If your employees are working harder than ever but the quality of their work isn't rising along with the longer hours and increased production levels, it may be time to admit stress is a problem.
Still experiencing lingering effects from the recession, many companies are understaffed and workers are underpaid. The importance placed on hard work and making money, and the rise of technology that enables the workload to follow you home, have driven stress levels to unprecedented heights.
In the American Psychological Association's recent Work Stress Survey, eight out of 10 people said that work is the source of their stress. The survey also found that 42 percent of adults reported their stress levels have increased over the past five years.
Hendrie Weisinger, a psychologist, business school lecturer, and executive coach, and J.P. Pawliw-Fry, a lecturer at the Kellogg School of Management and founder of the Institute for Health and Human Potential, write about the culture of stress in the U.S. in their forthcoming book, Performing Under Pressure: The Science of Doing Your Best When It Matters Most. Over the course of a few years, the duo studied 12,000 people who work under pressure. They tell Knowledge@Wharton that the notion that people perform best under pressure is a myth.

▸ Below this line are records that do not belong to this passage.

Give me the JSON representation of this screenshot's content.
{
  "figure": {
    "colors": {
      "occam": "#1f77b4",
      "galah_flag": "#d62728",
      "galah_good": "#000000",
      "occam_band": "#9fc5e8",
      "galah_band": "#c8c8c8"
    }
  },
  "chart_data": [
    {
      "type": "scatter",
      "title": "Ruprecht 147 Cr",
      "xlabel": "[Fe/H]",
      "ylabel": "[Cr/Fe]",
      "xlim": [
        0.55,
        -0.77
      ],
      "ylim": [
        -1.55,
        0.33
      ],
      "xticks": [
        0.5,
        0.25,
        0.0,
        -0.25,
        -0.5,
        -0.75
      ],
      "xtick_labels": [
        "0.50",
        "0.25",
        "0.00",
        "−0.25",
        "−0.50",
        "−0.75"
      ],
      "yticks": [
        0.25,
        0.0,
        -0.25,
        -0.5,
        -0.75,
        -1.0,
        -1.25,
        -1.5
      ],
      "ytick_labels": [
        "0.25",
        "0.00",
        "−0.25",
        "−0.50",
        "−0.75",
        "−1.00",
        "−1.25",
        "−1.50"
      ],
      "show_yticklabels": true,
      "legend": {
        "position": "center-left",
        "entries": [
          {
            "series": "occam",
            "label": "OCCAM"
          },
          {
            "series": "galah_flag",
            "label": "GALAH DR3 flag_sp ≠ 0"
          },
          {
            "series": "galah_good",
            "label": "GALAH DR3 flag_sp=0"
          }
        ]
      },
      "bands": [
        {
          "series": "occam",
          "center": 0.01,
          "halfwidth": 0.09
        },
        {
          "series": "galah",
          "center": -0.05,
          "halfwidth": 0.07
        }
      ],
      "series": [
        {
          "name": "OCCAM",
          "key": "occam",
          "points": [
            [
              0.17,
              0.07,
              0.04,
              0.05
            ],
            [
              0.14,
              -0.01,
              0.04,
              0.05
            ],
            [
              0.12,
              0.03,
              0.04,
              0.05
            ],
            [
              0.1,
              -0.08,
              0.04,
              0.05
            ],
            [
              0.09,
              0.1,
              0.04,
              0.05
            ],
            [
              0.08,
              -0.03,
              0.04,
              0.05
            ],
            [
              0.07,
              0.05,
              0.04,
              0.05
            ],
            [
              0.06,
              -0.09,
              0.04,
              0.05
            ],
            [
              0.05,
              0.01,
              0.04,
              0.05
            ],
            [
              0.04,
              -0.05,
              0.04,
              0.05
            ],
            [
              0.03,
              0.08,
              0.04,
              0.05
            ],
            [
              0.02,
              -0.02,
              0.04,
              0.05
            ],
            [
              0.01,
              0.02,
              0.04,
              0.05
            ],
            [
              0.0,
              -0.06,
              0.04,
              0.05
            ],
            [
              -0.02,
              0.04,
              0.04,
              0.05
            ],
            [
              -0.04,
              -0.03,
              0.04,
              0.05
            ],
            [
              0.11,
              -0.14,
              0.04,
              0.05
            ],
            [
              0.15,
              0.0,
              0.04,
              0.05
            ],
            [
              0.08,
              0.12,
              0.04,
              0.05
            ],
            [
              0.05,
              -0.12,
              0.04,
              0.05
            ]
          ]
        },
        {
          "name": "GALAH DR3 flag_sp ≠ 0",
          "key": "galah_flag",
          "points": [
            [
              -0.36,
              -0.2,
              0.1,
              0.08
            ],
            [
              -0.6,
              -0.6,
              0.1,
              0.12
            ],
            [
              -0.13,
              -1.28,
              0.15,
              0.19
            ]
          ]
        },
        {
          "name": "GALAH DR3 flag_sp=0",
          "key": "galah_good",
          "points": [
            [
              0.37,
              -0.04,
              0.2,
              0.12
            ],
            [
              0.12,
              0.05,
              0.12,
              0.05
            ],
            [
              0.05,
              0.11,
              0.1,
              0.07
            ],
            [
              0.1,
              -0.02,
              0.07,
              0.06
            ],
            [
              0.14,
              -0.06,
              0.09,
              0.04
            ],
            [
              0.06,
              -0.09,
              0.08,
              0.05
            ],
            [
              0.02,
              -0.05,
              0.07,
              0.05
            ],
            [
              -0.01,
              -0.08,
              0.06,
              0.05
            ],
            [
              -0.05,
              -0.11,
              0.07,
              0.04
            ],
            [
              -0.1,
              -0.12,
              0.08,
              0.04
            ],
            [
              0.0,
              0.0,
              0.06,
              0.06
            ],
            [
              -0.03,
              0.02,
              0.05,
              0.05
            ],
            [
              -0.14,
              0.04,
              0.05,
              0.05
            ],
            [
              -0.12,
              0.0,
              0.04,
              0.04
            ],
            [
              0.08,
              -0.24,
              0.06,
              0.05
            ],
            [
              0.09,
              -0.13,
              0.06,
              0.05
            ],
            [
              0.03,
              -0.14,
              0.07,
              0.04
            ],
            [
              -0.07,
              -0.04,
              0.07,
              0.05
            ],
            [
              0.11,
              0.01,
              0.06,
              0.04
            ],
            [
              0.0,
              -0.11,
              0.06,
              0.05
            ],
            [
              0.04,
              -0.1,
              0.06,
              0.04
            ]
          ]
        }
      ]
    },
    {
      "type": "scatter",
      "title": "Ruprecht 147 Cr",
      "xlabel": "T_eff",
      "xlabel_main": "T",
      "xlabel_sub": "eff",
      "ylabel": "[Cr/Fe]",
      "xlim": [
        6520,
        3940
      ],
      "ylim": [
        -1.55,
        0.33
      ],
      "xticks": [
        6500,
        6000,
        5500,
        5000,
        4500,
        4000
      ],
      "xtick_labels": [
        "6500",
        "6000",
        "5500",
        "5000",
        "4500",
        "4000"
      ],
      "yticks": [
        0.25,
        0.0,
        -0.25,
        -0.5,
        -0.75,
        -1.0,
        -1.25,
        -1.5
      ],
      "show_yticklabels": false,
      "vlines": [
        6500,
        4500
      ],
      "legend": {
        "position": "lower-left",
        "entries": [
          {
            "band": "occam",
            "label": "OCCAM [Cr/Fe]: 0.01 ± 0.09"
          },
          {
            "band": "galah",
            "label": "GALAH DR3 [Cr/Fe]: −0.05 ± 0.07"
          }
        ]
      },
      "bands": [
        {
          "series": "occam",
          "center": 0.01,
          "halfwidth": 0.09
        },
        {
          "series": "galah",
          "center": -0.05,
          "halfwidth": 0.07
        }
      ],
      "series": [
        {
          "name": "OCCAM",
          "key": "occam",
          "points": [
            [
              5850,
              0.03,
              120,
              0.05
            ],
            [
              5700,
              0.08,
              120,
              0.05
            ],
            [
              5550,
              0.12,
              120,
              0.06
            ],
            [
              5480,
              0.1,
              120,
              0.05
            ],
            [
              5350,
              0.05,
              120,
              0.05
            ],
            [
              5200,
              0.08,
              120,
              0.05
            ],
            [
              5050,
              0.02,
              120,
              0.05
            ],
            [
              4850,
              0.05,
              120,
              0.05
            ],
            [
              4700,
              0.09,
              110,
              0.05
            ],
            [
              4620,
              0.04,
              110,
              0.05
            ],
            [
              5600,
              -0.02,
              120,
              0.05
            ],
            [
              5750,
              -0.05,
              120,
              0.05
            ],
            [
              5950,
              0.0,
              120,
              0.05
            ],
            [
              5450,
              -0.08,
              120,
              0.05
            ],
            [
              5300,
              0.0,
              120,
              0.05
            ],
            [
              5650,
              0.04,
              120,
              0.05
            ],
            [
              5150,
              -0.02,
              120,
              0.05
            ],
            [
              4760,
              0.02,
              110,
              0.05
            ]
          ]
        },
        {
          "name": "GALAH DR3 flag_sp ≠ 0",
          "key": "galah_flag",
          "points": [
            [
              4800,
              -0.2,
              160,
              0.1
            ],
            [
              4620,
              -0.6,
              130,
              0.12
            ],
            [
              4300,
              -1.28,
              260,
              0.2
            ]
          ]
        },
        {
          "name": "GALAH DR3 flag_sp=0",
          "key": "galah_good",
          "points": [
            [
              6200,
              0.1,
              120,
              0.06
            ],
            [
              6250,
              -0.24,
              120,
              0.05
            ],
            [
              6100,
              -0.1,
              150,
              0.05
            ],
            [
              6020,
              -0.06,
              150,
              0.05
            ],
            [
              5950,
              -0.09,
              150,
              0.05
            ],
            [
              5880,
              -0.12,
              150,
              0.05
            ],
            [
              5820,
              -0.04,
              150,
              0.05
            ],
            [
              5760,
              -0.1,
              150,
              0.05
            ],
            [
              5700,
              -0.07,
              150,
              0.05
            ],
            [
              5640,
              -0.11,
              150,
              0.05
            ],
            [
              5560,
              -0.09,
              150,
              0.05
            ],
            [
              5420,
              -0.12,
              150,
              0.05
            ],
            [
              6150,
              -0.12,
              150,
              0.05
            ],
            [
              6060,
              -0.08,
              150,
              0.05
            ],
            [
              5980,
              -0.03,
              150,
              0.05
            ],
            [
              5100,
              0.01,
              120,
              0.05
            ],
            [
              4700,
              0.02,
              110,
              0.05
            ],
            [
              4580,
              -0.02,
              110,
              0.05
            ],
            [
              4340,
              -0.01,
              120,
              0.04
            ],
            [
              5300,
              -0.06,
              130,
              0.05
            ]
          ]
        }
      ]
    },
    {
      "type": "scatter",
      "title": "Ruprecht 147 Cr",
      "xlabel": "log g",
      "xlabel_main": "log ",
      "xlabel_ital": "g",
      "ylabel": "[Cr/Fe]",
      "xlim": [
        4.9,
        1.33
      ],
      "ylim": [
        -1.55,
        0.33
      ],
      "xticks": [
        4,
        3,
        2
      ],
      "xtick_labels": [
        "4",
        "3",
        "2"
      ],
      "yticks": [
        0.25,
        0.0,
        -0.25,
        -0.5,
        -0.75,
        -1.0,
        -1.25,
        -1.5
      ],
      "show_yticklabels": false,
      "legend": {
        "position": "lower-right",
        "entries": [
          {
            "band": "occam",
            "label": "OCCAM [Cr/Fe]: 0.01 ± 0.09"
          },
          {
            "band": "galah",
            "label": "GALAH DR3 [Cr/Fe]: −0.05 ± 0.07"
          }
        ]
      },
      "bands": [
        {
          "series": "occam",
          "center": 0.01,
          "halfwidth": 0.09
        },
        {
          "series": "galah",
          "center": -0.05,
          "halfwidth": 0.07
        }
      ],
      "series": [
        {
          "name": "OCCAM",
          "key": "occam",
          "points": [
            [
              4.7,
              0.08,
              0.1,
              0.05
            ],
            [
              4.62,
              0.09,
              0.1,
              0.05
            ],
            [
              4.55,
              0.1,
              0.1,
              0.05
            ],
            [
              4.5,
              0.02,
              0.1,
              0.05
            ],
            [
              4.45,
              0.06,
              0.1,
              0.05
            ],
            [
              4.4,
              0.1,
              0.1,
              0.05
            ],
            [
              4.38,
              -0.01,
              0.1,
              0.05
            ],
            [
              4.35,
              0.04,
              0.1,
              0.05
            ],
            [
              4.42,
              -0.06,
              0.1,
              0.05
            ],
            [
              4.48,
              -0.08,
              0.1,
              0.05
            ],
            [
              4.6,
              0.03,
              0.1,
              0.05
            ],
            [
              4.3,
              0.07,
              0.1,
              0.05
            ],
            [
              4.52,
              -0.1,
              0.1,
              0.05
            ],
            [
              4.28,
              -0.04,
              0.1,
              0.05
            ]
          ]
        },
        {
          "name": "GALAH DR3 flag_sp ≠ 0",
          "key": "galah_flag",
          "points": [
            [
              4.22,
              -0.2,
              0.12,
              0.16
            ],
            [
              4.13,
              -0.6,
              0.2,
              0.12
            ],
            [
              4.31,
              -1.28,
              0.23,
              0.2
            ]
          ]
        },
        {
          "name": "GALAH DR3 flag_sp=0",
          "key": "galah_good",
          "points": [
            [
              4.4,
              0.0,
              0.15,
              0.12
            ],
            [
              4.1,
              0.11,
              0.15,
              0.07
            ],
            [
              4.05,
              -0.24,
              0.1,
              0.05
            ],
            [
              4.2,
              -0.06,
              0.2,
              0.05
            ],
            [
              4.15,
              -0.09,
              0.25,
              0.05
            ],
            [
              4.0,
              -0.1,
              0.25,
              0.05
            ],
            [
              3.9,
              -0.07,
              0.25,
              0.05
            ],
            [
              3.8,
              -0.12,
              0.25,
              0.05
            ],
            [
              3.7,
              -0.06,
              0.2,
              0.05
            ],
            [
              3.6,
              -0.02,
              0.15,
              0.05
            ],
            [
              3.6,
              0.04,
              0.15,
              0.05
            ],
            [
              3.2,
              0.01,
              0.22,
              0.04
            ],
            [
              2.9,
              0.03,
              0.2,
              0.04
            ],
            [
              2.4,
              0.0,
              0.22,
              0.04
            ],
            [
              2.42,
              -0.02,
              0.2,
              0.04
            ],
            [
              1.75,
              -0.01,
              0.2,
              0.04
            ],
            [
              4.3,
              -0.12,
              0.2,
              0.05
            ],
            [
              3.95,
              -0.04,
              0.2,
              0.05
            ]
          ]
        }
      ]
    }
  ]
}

One of the worst productivity killers, Weisinger says, is when a boss imposes phony deadlines for no reason or exaggerates the need to hit goals or production levels. "It is counterintuitive, but by saying this is the only opportunity we're going to have, you are increasing the likelihood that the staff won't do their best," he tells Knowledge@Wharton. Weisinger and Pawliw-Fry add that incentive-based rewards produce stress and anxiety as well.
So what does help alleviate employees' stress?It is all about creating social mores and policies that produce positive emotions and positive work environments. Wharton management professor Sigal Barsade and George Mason University assistant professor Mandy O'Neill say that employees perform better in cultures of "compassionate love" than in cultures of stress and pressure. That may sound a little too pampering, but ultimately your employees should want to work for you, instead of being terrified to fail.
Barsade says you should "create a culture where employees treat each other with affection and compassion." If you foster an environment that emphasizes empathy and care over invented deadlines and needlessly taxing workloads, stress levels will dip and productivity will improve.